The size of the individual floorboards will obviously dictate where they can fit and how many you’ll need in each room, they will also dictate the overall look and feel of the flooring. Between 3 and 6 inch is perhaps the most common width, with the smaller width boards often having the effect of making smaller rooms look larger. Wider boards, however, are better suited to larger or outdoor spaces. If you desire something a little more organic, however, you can also opt for multi-width options that will give your flooring more of a reclaimed wood vibe.

Finish/Texture

The primary benefit of laminate flooring is that you can achieve almost any finish you could possibly desire. From shiny high gloss for a contemporary look to more natural finishes that look and feel like authentic hardwood or stone, there are countless options and combinations to consider.

Edge

This refers to how the edges of the boards are cut and will dictate how they look – how defined the edges are and how comfortably they will snap together.
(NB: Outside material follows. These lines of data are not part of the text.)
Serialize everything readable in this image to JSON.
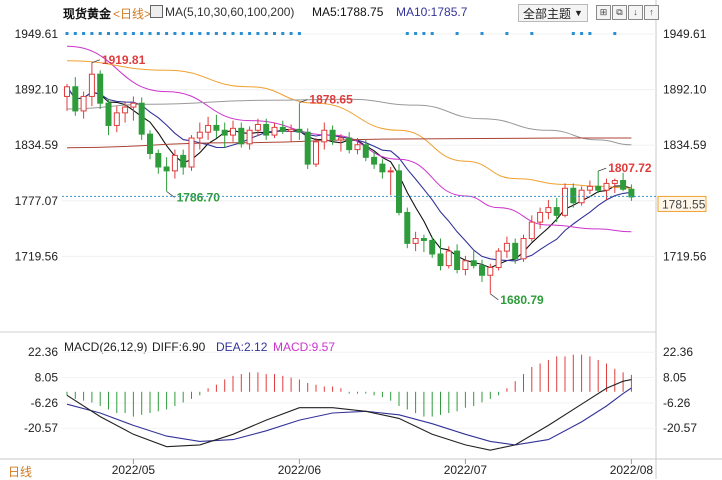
{
  "header": {
    "instrument": "现货黄金",
    "period_link": "<日线>",
    "ma_prefix": "MA(5,10,30,60,100,200)",
    "ma5": "MA5:1788.75",
    "ma10": "MA10:1785.7",
    "theme_button": "全部主题",
    "period_corner": "日线"
  },
  "colors": {
    "bull": "#e03c3c",
    "bear": "#2e9c3a",
    "ma5": "#111111",
    "ma10": "#333399",
    "ma30": "#cc33cc",
    "ma60": "#f0a030",
    "ma100": "#999999",
    "ma200": "#aa4433",
    "price_line": "#3a99c8",
    "macd_diff": "#222222",
    "macd_dea": "#333399",
    "dot_markers": "#2a8fd0"
  },
  "chart_data": [
    {
      "type": "candlestick",
      "title": "",
      "ylim": [
        1662,
        1962
      ],
      "yticks": [
        1949.61,
        1892.1,
        1834.59,
        1777.07,
        1719.56
      ],
      "ytick_labels": [
        "1949.61",
        "1892.10",
        "1834.59",
        "1777.07",
        "1719.56"
      ],
      "x_labels": [
        "2022/05",
        "2022/06",
        "2022/07",
        "2022/08"
      ],
      "x_label_index": [
        8,
        28,
        48,
        68
      ],
      "candles": [
        {
          "o": 1885,
          "h": 1898,
          "l": 1870,
          "c": 1895
        },
        {
          "o": 1895,
          "h": 1905,
          "l": 1865,
          "c": 1870
        },
        {
          "o": 1870,
          "h": 1890,
          "l": 1862,
          "c": 1885
        },
        {
          "o": 1885,
          "h": 1920,
          "l": 1875,
          "c": 1908
        },
        {
          "o": 1908,
          "h": 1912,
          "l": 1872,
          "c": 1878
        },
        {
          "o": 1878,
          "h": 1882,
          "l": 1845,
          "c": 1855
        },
        {
          "o": 1855,
          "h": 1875,
          "l": 1848,
          "c": 1868
        },
        {
          "o": 1868,
          "h": 1880,
          "l": 1858,
          "c": 1874
        },
        {
          "o": 1874,
          "h": 1885,
          "l": 1860,
          "c": 1878
        },
        {
          "o": 1878,
          "h": 1884,
          "l": 1840,
          "c": 1846
        },
        {
          "o": 1846,
          "h": 1850,
          "l": 1820,
          "c": 1826
        },
        {
          "o": 1826,
          "h": 1830,
          "l": 1805,
          "c": 1812
        },
        {
          "o": 1812,
          "h": 1822,
          "l": 1787,
          "c": 1808
        },
        {
          "o": 1808,
          "h": 1830,
          "l": 1800,
          "c": 1824
        },
        {
          "o": 1824,
          "h": 1830,
          "l": 1804,
          "c": 1812
        },
        {
          "o": 1812,
          "h": 1845,
          "l": 1808,
          "c": 1842
        },
        {
          "o": 1842,
          "h": 1858,
          "l": 1830,
          "c": 1848
        },
        {
          "o": 1848,
          "h": 1864,
          "l": 1840,
          "c": 1855
        },
        {
          "o": 1855,
          "h": 1866,
          "l": 1842,
          "c": 1850
        },
        {
          "o": 1850,
          "h": 1858,
          "l": 1832,
          "c": 1845
        },
        {
          "o": 1845,
          "h": 1860,
          "l": 1838,
          "c": 1852
        },
        {
          "o": 1852,
          "h": 1858,
          "l": 1832,
          "c": 1836
        },
        {
          "o": 1836,
          "h": 1854,
          "l": 1830,
          "c": 1850
        },
        {
          "o": 1850,
          "h": 1862,
          "l": 1844,
          "c": 1856
        },
        {
          "o": 1856,
          "h": 1862,
          "l": 1840,
          "c": 1845
        },
        {
          "o": 1845,
          "h": 1858,
          "l": 1842,
          "c": 1853
        },
        {
          "o": 1853,
          "h": 1860,
          "l": 1846,
          "c": 1849
        },
        {
          "o": 1849,
          "h": 1856,
          "l": 1838,
          "c": 1851
        },
        {
          "o": 1851,
          "h": 1878,
          "l": 1840,
          "c": 1848
        },
        {
          "o": 1848,
          "h": 1852,
          "l": 1810,
          "c": 1815
        },
        {
          "o": 1815,
          "h": 1842,
          "l": 1812,
          "c": 1838
        },
        {
          "o": 1838,
          "h": 1858,
          "l": 1830,
          "c": 1850
        },
        {
          "o": 1850,
          "h": 1855,
          "l": 1835,
          "c": 1840
        },
        {
          "o": 1840,
          "h": 1846,
          "l": 1828,
          "c": 1842
        },
        {
          "o": 1842,
          "h": 1848,
          "l": 1826,
          "c": 1830
        },
        {
          "o": 1830,
          "h": 1842,
          "l": 1825,
          "c": 1835
        },
        {
          "o": 1835,
          "h": 1840,
          "l": 1818,
          "c": 1822
        },
        {
          "o": 1822,
          "h": 1828,
          "l": 1810,
          "c": 1815
        },
        {
          "o": 1815,
          "h": 1820,
          "l": 1800,
          "c": 1807
        },
        {
          "o": 1807,
          "h": 1812,
          "l": 1783,
          "c": 1808
        },
        {
          "o": 1808,
          "h": 1815,
          "l": 1762,
          "c": 1765
        },
        {
          "o": 1765,
          "h": 1770,
          "l": 1728,
          "c": 1733
        },
        {
          "o": 1733,
          "h": 1745,
          "l": 1725,
          "c": 1738
        },
        {
          "o": 1738,
          "h": 1742,
          "l": 1724,
          "c": 1736
        },
        {
          "o": 1736,
          "h": 1740,
          "l": 1718,
          "c": 1722
        },
        {
          "o": 1722,
          "h": 1738,
          "l": 1705,
          "c": 1710
        },
        {
          "o": 1710,
          "h": 1730,
          "l": 1707,
          "c": 1725
        },
        {
          "o": 1725,
          "h": 1732,
          "l": 1702,
          "c": 1706
        },
        {
          "o": 1706,
          "h": 1720,
          "l": 1700,
          "c": 1715
        },
        {
          "o": 1715,
          "h": 1725,
          "l": 1707,
          "c": 1710
        },
        {
          "o": 1710,
          "h": 1716,
          "l": 1693,
          "c": 1700
        },
        {
          "o": 1700,
          "h": 1712,
          "l": 1681,
          "c": 1708
        },
        {
          "o": 1708,
          "h": 1728,
          "l": 1705,
          "c": 1725
        },
        {
          "o": 1725,
          "h": 1740,
          "l": 1718,
          "c": 1733
        },
        {
          "o": 1733,
          "h": 1738,
          "l": 1712,
          "c": 1717
        },
        {
          "o": 1717,
          "h": 1742,
          "l": 1714,
          "c": 1738
        },
        {
          "o": 1738,
          "h": 1762,
          "l": 1735,
          "c": 1755
        },
        {
          "o": 1755,
          "h": 1770,
          "l": 1748,
          "c": 1765
        },
        {
          "o": 1765,
          "h": 1778,
          "l": 1758,
          "c": 1770
        },
        {
          "o": 1770,
          "h": 1780,
          "l": 1755,
          "c": 1762
        },
        {
          "o": 1762,
          "h": 1795,
          "l": 1760,
          "c": 1790
        },
        {
          "o": 1790,
          "h": 1795,
          "l": 1770,
          "c": 1775
        },
        {
          "o": 1775,
          "h": 1792,
          "l": 1772,
          "c": 1788
        },
        {
          "o": 1788,
          "h": 1798,
          "l": 1784,
          "c": 1792
        },
        {
          "o": 1792,
          "h": 1808,
          "l": 1785,
          "c": 1788
        },
        {
          "o": 1788,
          "h": 1800,
          "l": 1778,
          "c": 1795
        },
        {
          "o": 1795,
          "h": 1800,
          "l": 1785,
          "c": 1798
        },
        {
          "o": 1798,
          "h": 1806,
          "l": 1787,
          "c": 1789
        },
        {
          "o": 1789,
          "h": 1794,
          "l": 1777,
          "c": 1781
        }
      ],
      "extremes": [
        {
          "label": "1919.81",
          "index": 3,
          "value": 1919.81,
          "kind": "high"
        },
        {
          "label": "1786.70",
          "index": 12,
          "value": 1786.7,
          "kind": "low"
        },
        {
          "label": "1878.65",
          "index": 28,
          "value": 1878.65,
          "kind": "high"
        },
        {
          "label": "1680.79",
          "index": 51,
          "value": 1680.79,
          "kind": "low"
        },
        {
          "label": "1807.72",
          "index": 64,
          "value": 1807.72,
          "kind": "high"
        }
      ],
      "last_price": {
        "value": 1781.55,
        "label": "1781.55"
      },
      "moving_averages": [
        {
          "name": "MA5",
          "color_key": "ma5",
          "period": 5
        },
        {
          "name": "MA10",
          "color_key": "ma10",
          "period": 10
        },
        {
          "name": "MA30",
          "color_key": "ma30",
          "points": [
            [
              0,
              1937
            ],
            [
              12,
              1890
            ],
            [
              22,
              1860
            ],
            [
              32,
              1845
            ],
            [
              40,
              1820
            ],
            [
              48,
              1782
            ],
            [
              52,
              1770
            ],
            [
              58,
              1752
            ],
            [
              64,
              1748
            ],
            [
              68,
              1745
            ]
          ]
        },
        {
          "name": "MA60",
          "color_key": "ma60",
          "points": [
            [
              0,
              1922
            ],
            [
              12,
              1912
            ],
            [
              22,
              1895
            ],
            [
              30,
              1878
            ],
            [
              40,
              1850
            ],
            [
              48,
              1818
            ],
            [
              54,
              1800
            ],
            [
              60,
              1794
            ],
            [
              64,
              1792
            ],
            [
              68,
              1790
            ]
          ]
        },
        {
          "name": "MA100",
          "color_key": "ma100",
          "points": [
            [
              0,
              1872
            ],
            [
              10,
              1877
            ],
            [
              24,
              1881
            ],
            [
              34,
              1882
            ],
            [
              42,
              1876
            ],
            [
              50,
              1862
            ],
            [
              58,
              1850
            ],
            [
              64,
              1840
            ],
            [
              68,
              1835
            ]
          ]
        },
        {
          "name": "MA200",
          "color_key": "ma200",
          "points": [
            [
              0,
              1832
            ],
            [
              20,
              1837
            ],
            [
              40,
              1841
            ],
            [
              60,
              1842
            ],
            [
              68,
              1842
            ]
          ]
        }
      ],
      "marker_dots": {
        "left_range": [
          0,
          28
        ],
        "right_indices": [
          41,
          42,
          43,
          44,
          47,
          50,
          53,
          56,
          61,
          62,
          63,
          66
        ]
      }
    },
    {
      "type": "bar",
      "title": "MACD(26,12,9)",
      "legend": {
        "diff": "DIFF:6.90",
        "dea": "DEA:2.12",
        "macd": "MACD:9.57"
      },
      "ylim": [
        -34,
        27
      ],
      "yticks": [
        22.36,
        8.05,
        -6.26,
        -20.57
      ],
      "ytick_labels": [
        "22.36",
        "8.05",
        "-6.26",
        "-20.57"
      ],
      "diff": [
        {
          "i": 0,
          "v": -2
        },
        {
          "i": 4,
          "v": -14
        },
        {
          "i": 8,
          "v": -24
        },
        {
          "i": 12,
          "v": -31
        },
        {
          "i": 16,
          "v": -30
        },
        {
          "i": 20,
          "v": -24
        },
        {
          "i": 24,
          "v": -16
        },
        {
          "i": 28,
          "v": -9
        },
        {
          "i": 32,
          "v": -9
        },
        {
          "i": 36,
          "v": -11
        },
        {
          "i": 40,
          "v": -15
        },
        {
          "i": 44,
          "v": -24
        },
        {
          "i": 48,
          "v": -30
        },
        {
          "i": 51,
          "v": -33
        },
        {
          "i": 54,
          "v": -30
        },
        {
          "i": 58,
          "v": -19
        },
        {
          "i": 62,
          "v": -7
        },
        {
          "i": 65,
          "v": 2
        },
        {
          "i": 67,
          "v": 6
        },
        {
          "i": 68,
          "v": 6.9
        }
      ],
      "dea": [
        {
          "i": 0,
          "v": -7
        },
        {
          "i": 4,
          "v": -12
        },
        {
          "i": 8,
          "v": -19
        },
        {
          "i": 12,
          "v": -25
        },
        {
          "i": 16,
          "v": -28
        },
        {
          "i": 20,
          "v": -27
        },
        {
          "i": 24,
          "v": -22
        },
        {
          "i": 28,
          "v": -16
        },
        {
          "i": 32,
          "v": -12
        },
        {
          "i": 36,
          "v": -11
        },
        {
          "i": 40,
          "v": -13
        },
        {
          "i": 44,
          "v": -18
        },
        {
          "i": 48,
          "v": -24
        },
        {
          "i": 51,
          "v": -28
        },
        {
          "i": 54,
          "v": -30
        },
        {
          "i": 58,
          "v": -27
        },
        {
          "i": 62,
          "v": -17
        },
        {
          "i": 65,
          "v": -8
        },
        {
          "i": 67,
          "v": -1
        },
        {
          "i": 68,
          "v": 2.12
        }
      ],
      "hist": [
        {
          "i": 0,
          "v": -2
        },
        {
          "i": 1,
          "v": -4
        },
        {
          "i": 2,
          "v": -5
        },
        {
          "i": 3,
          "v": -6
        },
        {
          "i": 4,
          "v": -8
        },
        {
          "i": 5,
          "v": -10
        },
        {
          "i": 6,
          "v": -12
        },
        {
          "i": 7,
          "v": -12
        },
        {
          "i": 8,
          "v": -14
        },
        {
          "i": 9,
          "v": -13
        },
        {
          "i": 10,
          "v": -12
        },
        {
          "i": 11,
          "v": -11
        },
        {
          "i": 12,
          "v": -10
        },
        {
          "i": 13,
          "v": -8
        },
        {
          "i": 14,
          "v": -6
        },
        {
          "i": 15,
          "v": -4
        },
        {
          "i": 16,
          "v": -2
        },
        {
          "i": 17,
          "v": 2
        },
        {
          "i": 18,
          "v": 4
        },
        {
          "i": 19,
          "v": 7
        },
        {
          "i": 20,
          "v": 9
        },
        {
          "i": 21,
          "v": 10
        },
        {
          "i": 22,
          "v": 11
        },
        {
          "i": 23,
          "v": 11
        },
        {
          "i": 24,
          "v": 10
        },
        {
          "i": 25,
          "v": 10
        },
        {
          "i": 26,
          "v": 9
        },
        {
          "i": 27,
          "v": 8
        },
        {
          "i": 28,
          "v": 7
        },
        {
          "i": 29,
          "v": 5
        },
        {
          "i": 30,
          "v": 4
        },
        {
          "i": 31,
          "v": 3
        },
        {
          "i": 32,
          "v": 3
        },
        {
          "i": 33,
          "v": 2
        },
        {
          "i": 34,
          "v": -1
        },
        {
          "i": 35,
          "v": -1
        },
        {
          "i": 36,
          "v": -1
        },
        {
          "i": 37,
          "v": -2
        },
        {
          "i": 38,
          "v": -3
        },
        {
          "i": 39,
          "v": -5
        },
        {
          "i": 40,
          "v": -8
        },
        {
          "i": 41,
          "v": -10
        },
        {
          "i": 42,
          "v": -12
        },
        {
          "i": 43,
          "v": -14
        },
        {
          "i": 44,
          "v": -14
        },
        {
          "i": 45,
          "v": -13
        },
        {
          "i": 46,
          "v": -12
        },
        {
          "i": 47,
          "v": -11
        },
        {
          "i": 48,
          "v": -9
        },
        {
          "i": 49,
          "v": -8
        },
        {
          "i": 50,
          "v": -6
        },
        {
          "i": 51,
          "v": -4
        },
        {
          "i": 52,
          "v": -2
        },
        {
          "i": 53,
          "v": 2
        },
        {
          "i": 54,
          "v": 6
        },
        {
          "i": 55,
          "v": 10
        },
        {
          "i": 56,
          "v": 14
        },
        {
          "i": 57,
          "v": 16
        },
        {
          "i": 58,
          "v": 18
        },
        {
          "i": 59,
          "v": 20
        },
        {
          "i": 60,
          "v": 20
        },
        {
          "i": 61,
          "v": 21
        },
        {
          "i": 62,
          "v": 21
        },
        {
          "i": 63,
          "v": 20
        },
        {
          "i": 64,
          "v": 18
        },
        {
          "i": 65,
          "v": 16
        },
        {
          "i": 66,
          "v": 13
        },
        {
          "i": 67,
          "v": 11
        },
        {
          "i": 68,
          "v": 9.57
        }
      ]
    }
  ]
}
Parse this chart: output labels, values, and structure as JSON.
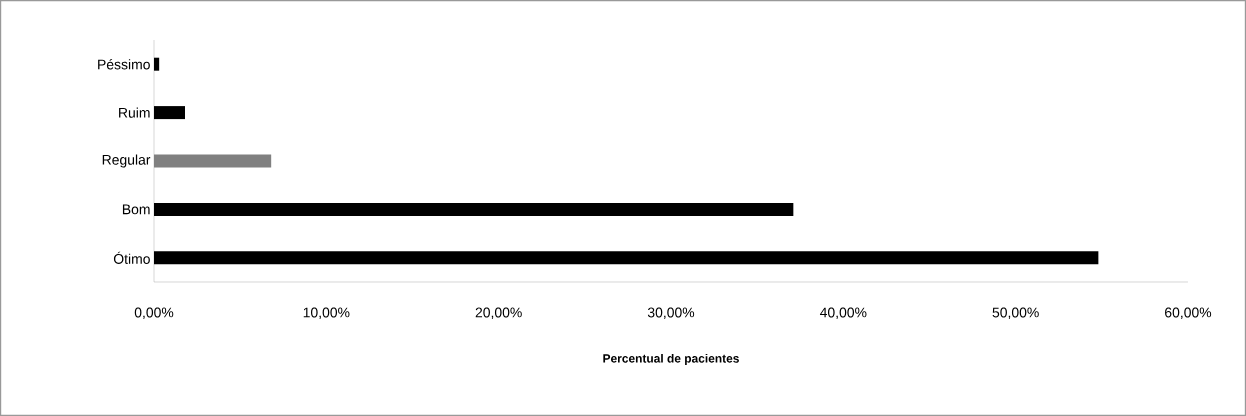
{
  "chart_data": {
    "type": "bar",
    "orientation": "horizontal",
    "xlabel": "**Percentual de pacientes**",
    "categories": [
      "Péssimo",
      "Ruim",
      "Regular",
      "Bom",
      "Ótimo"
    ],
    "values": [
      0.3,
      1.8,
      6.8,
      37.1,
      54.8
    ],
    "colors": [
      "#000000",
      "#000000",
      "#808080",
      "#000000",
      "#000000"
    ],
    "xlim": [
      0,
      60
    ],
    "xticks": [
      {
        "value": 0,
        "label": "0,00%"
      },
      {
        "value": 10,
        "label": "10,00%"
      },
      {
        "value": 20,
        "label": "20,00%"
      },
      {
        "value": 30,
        "label": "30,00%"
      },
      {
        "value": 40,
        "label": "40,00%"
      },
      {
        "value": 50,
        "label": "50,00%"
      },
      {
        "value": 60,
        "label": "60,00%"
      }
    ],
    "grid": false
  }
}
Choices will vary depending on the manufacturer, but basic options are generally either square-edged (the most traditional and arguably ‘sleek’ option), bevelled or grooved. Rolled bevel boards boast a rounded edge, micro bevels are much finer, whereas deep bevels have a defined groove and painted bevels are more pronounced. The cut of the board will also impact how they lock together. Laminate generally doesn’t require the use of glues or nails, which makes it very popular amongst DIY enthusiasts. The locking systems typically used are tongue and groove systems (that lock together like puzzle pieces) and mechanical systems, which use aluminium locking systems mounted underneath the boards.

Style

The three primary styles of laminate flooring a 1, 2, or. 3-strip planks. This refers to the number of strips used within each plank, with 1-strip obviously offering the most authentic look and 3-strip generally being more cost-effective.

Extra Features

Besides the design of the flooring, there are a number of potential added features to consider. Certain base layers, for example, can be created with water-resistant cores and edges impregnated with wax sealant (perfect for the kitchen), and added layers of protection from spillages and stains. To further simplify the installation process, some laminate also ships with a built-in underlay, which also creates a tighter barrier and improves sound absorption, which is ideal for particularly noisy households.

Laminate Flooring AC Rating

Laminate flooring AC ratings refer to the strength of the floor against not only stains but swelling, scratches and even furniture (chair legs etc). Rest assured that as long as your flooring has an AC rating, it will have passed a number of tests, but you should pay close attention to that rating when selecting flooring for different rooms in the home.

Generally speaking, AC1, AC2 and AC3 are what you’ll find on flooring designed for residential properties, with AC4 and AC5 used for commercial purposes where there is a higher level of footfall and more frequent general use.

We’d always recommend AC3 for halls and kitchens, whilst AC2 should suffice for living and dining rooms. AC1, however, should only be considered in rooms that see only moderate traffic – bedrooms and guest rooms, for example.

Laminate Flooring Brands

The two laminate brands stocked by Big Warehouse Sale. Are Balterio and Kronospan, with Balterio offering a greater wealth of bolder luxury options and Kronospan specialising more in affordable and subtle laminate designs. Both brands also boast their own underlays and a varied number of different styles.